Parenting teenagers has its ups and downs. Get advice from Mumsnetters here.

Just picked up 15yo daughter from boy's house

115 replies

Butterfly44 · 02/10/2021 01:17

My daughter had a planned sleepover tonight at a friends to celebrate their birthday. Dropped her around 6pm and before I slept tonight I checked on her location for reassurance and saw she wasn't there! I called her to then get an elaborate story but turns out she was at a boy's house (same age). I picked her up and she's now home but very angry and doesn't think there's anything wrong. (Nothing happened, aren't I allowed friends who are boys etc) I'm upset she lied, and need advice on how to handle it in the morning. Feeling a bit heartbroken that our relationship feels fragile right now. She's normally a lovely girl and doesn't want for anything. 😥

OP posts:
BigSandyBalls2015 · 02/10/2021 14:50

I have nothing to hide from DH, no secrets, but I would absolutely hate him to know exactly where I am all the time, what time I’m leaving work, what route I take to the station, whether I’m popping in the pub with colleagues for a quick drink on the way home etc … suffocating and absolutely no need for it.

And as for tracking my DD, who is at uni, that's verging on abusive behaviour. She’s an adult spreading her wings, moving away from her family as she should be.

BigSandyBalls2015 · 02/10/2021 14:51

I don’t understand how so many parents have ended up behaving like this …. It’s seriously weird and disturbing!

TartanJumper · 02/10/2021 14:55

@SticksOutLikeDogsBalls

Am I the only person who thinks that having a locator app on a 15 year olds phone is an absolute breach of her privacy?? At 15 if my mother did this to me, I would seriously never speak to her again!
15 year olds don't get that much privacy over where they go, IMO. 16+ maybe so, definitely 18+.

I doubt OP is following her to school or bugging her WhatsApp etc, just ensuring her safety and whereabouts are known.

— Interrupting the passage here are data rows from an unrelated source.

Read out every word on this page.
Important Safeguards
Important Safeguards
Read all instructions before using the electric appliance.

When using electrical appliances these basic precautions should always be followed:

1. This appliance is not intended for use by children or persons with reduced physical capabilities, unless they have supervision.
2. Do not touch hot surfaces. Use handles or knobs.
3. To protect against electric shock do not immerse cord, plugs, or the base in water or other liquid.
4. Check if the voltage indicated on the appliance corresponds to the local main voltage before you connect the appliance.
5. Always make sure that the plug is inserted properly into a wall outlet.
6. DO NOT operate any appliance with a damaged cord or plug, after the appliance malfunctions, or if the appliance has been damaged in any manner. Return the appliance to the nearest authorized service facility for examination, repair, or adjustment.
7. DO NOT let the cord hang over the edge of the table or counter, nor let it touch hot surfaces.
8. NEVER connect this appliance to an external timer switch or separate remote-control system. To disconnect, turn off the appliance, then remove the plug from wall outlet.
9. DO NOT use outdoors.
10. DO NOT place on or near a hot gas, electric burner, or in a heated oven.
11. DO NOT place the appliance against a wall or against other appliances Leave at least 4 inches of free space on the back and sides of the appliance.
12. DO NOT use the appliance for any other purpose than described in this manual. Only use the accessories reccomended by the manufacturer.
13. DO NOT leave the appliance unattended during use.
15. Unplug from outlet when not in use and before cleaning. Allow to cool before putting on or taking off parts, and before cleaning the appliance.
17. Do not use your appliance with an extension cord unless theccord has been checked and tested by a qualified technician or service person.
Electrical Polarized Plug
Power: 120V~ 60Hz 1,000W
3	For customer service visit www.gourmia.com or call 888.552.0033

UntilYourNextHairBrainedScheme · 02/10/2021 15:02

We live very rurally - five miles from the nearest public transport stop and corner shop type rurally. We all like the fact family members know where we are in case of car/ cycling/ long walk accidents apart from anything - if my car stops moving on the drive home from a late shift on snow and ice at 11pm then I've had an accident and want someone to investigate - otherwise nobody might drive along some of those roads til morning. I like that my daughter can check where I am if she's standing by herself outside the station in the dark and I'm delayed because a tree's fallen across the road or someone's hit a deer and I've had to take a longer route - safer to check the tracker than phone someone who's driving. I can check whete the teens are when they cycle to/ from sports and go and find them in the event they've had an accident.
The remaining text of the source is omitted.